Et puis d’écouter le compositeur parler, parler de son lieu, de son bureau à l’Ecole Normale supérieure, un bureau sans fards, sobre, sans décoration. Pour Karol Beffa, c’est l’endroit qui permet d’entrer en soi pour y trouver sa musique, et ce bureau, au cœur d’une école, est aussi celui qui permet de conjurer l’angoisse de la page blanche. Paradoxalement, l’intrusion potentielle de collègues ou d’étudiants rassure le compositeur, et lui permet presque a contrario de se retrouver sereinement avec lui-même.

"Le seul fait de pouvoir comme un escargot rentrer dans sa coquille et essayer de trouver en moi-même les ressources est plus proche de cette vérité intime, personnelle intérieure qu’il faut essayer de trouver quand on se prête à un travail de création et qui est toujours bienvenu."

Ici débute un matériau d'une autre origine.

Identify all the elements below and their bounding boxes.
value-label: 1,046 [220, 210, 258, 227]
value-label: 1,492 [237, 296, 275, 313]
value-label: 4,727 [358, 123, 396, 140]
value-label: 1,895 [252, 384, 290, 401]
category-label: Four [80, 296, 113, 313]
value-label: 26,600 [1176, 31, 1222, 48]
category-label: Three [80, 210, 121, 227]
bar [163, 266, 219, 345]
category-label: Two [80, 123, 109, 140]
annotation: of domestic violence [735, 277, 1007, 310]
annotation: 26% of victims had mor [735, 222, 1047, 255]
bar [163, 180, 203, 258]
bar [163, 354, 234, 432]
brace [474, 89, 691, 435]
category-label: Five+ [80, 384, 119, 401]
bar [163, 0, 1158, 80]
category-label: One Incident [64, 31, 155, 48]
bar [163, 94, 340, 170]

Quant à l’inspiration, elle peut venir à chaque instant, de manière parfois surprenante : au concert par exemple, lorsque l’esprit vagabonde, que l’on quitte la musique se faisant, et que l’on découvre en soi une nouvelle musique, la sienne, sans lien avec celle qui est jouée dans l’instant. Ou dans le métro, où le compositeur se crée une bulle, une bulle qui imagine la musique, mais que la musique peut faire éclater : il suffit d’un stimulus musical extérieur pour l’en sortir.

Les idées, elles viennent à peu près à n’importe quel moment

Ou comment trouver la sérénité d’un processus fragile, le processus de composition d’un homme au cœur d’une ville grouillante et sonore.